Sunday, January 13, 2013

"Looper": On Time Travel, Suicide, and Sacrifice

If you could go back in time and assassinate Hitler when he was still a child, would you do it?  You would have to kill a child who had not yet committed any of the atrocities Hitler would eventually commit, so your victim would still be innocent. On the other hand, by that one act you could spare the lives of millions of others.  Would you be justified in doing so?
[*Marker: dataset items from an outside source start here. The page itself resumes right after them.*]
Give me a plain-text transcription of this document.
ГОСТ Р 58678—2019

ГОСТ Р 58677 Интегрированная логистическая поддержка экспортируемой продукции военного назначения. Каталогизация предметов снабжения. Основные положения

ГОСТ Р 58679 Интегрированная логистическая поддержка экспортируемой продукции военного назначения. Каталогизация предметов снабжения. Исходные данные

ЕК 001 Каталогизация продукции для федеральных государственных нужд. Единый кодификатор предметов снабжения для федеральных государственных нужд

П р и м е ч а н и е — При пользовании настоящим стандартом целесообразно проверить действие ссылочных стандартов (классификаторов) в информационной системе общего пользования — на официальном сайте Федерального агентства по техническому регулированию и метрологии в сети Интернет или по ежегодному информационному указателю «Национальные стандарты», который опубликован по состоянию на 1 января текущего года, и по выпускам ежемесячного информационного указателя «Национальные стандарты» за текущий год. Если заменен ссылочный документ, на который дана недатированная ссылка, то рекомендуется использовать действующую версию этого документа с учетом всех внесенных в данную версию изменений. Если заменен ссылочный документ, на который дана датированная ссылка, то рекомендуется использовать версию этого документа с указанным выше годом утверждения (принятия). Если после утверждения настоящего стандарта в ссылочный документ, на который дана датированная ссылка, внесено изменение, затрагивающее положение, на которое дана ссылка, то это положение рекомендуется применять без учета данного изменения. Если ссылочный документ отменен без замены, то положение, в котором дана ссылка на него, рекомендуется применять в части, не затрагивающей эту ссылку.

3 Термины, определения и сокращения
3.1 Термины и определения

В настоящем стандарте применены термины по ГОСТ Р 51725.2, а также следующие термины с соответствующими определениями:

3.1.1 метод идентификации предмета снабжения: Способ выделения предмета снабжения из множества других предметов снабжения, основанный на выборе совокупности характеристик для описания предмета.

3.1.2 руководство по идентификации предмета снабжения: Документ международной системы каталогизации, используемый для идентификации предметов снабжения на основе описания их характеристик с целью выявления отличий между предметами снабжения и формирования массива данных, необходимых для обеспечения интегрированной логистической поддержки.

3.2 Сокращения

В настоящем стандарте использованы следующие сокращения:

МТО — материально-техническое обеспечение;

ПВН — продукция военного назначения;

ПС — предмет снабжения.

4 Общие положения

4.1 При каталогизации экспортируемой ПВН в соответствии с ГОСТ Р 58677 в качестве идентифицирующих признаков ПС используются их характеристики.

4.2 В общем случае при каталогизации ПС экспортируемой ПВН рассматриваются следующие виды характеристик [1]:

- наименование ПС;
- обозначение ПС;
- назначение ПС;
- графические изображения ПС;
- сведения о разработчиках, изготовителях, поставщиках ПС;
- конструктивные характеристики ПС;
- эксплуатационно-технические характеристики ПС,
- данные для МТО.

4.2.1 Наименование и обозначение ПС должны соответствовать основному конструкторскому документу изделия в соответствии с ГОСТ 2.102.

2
What if you found out that young Hitler was full of fantastic potential for good and terrible potential for evil?  Much to your surprise, he was an exceptionally gifted young man with the potential to either make or break the world.  Unfortunately, a devastating psychological and emotional blow made him eventually decide to break it. If you knew who the perpetrator was (though no crime had yet been committed), and that by killing him you could stop the future atrocities of the yet unscarred Hitler, would you be justified in killing the perpetrator who made Hitler a monster?

What if you discovered you were the perpetrator? And what if the only way to stop the Holocaust was to kill yourself?

______________________________________________________________________

Looper takes the question seriously. 70 years from now, time travel has become a reality.  Crime syndicates are taking advantage of this technology to send their enemies into the past, where hit men immediately dispatch them and dispose of the bodies thirty years before the the people are dead. Eventually the syndicates send the older version of the killer back to be killed by his younger self and close the loop on the evidence of any crime having been committed. It's all very tidy.

It starts to fall apart when Joe, a hit man, comes back to kill a brutal crime lord called the Rainmaker. He does not know precisely who the Rainmaker is (he has narrowed the possible suspects to three), but he knows the boy will grow up to become a monster.

Meanwhile, his younger self realizes that the boy is not the problem.  The boy is a prodigy who will make or break the world. Someone will commit an atrocity against the boy that will turn the child into the monster.  Old Joe thinks he is coming back to save the world from the boy's eventual evil reign; Young Joe realizes his future self is about to unknowingly create the Rainmaker he has come back to destroy.

There is only one solution: Young Joe  must kill himself, wiping Old Joe out of existence and sparing the world from a nightmare.  Earlier in the movie, the local looper boss said to Young Joe: "Ask yourself: who would I sacrifice for what's mine?" At that point, Young Joe sacrificed his best friend for money.  We find out (in two heart-rending scenes) that Old Joe will eventually be willing to sacrifice two innocent boys so that his wife will not be killed by the Rainmaker.

As Young Joe gets to know his future self, he sees the monster he will become. As the story unfolds, he has an opportunity to answer a very different question: would he be strong enough to sacrifice himself for the sake of others?  When Old Joe comes for the young Rainmaker, Young Joe has a moment of clarity in which he sees the ripple effect of his choices:
"Then I saw it. I saw a mom who would die for her son, a man who would kill for his wife, a boy, angry and alone. Laid out in front of him  - the bad path. I saw it, and the path was a circle, round and round. So I changed it."
He turns his gun on himself, eliminating the man he will become to spare the boy he would have so deeply corrupted.

I've read several reviews faulting this movie for portraying suicide as a noble, ethical decision.  I don't think I agree with that analysis. There is a difference between taking one's own life in despair or selfishness vs. sacrificing one's own life for the sake of others.  Had Young Joe thrown himself in front of Old Joe's bullet to accomplish the same goal, I doubt there would be a lot of controversy.  The only difference is that Young Joe's decision is reasoned and purposeful instead of reactionary and instinctive.

I'm not sure the distinction matters in this scenario.The time travel creates a moral dilemma that cannot be replicated for us; within the context of the world of Looper, his decision strikes me as an act of courageous sacrifice on behalf of others.  Looper is not a morally pristine film - it glorifies some things it should not, and glosses over some other ethical dilemmas. But in this area, I thought it spoke powerfully against the narcissism and self-centeredness that characterizes evil.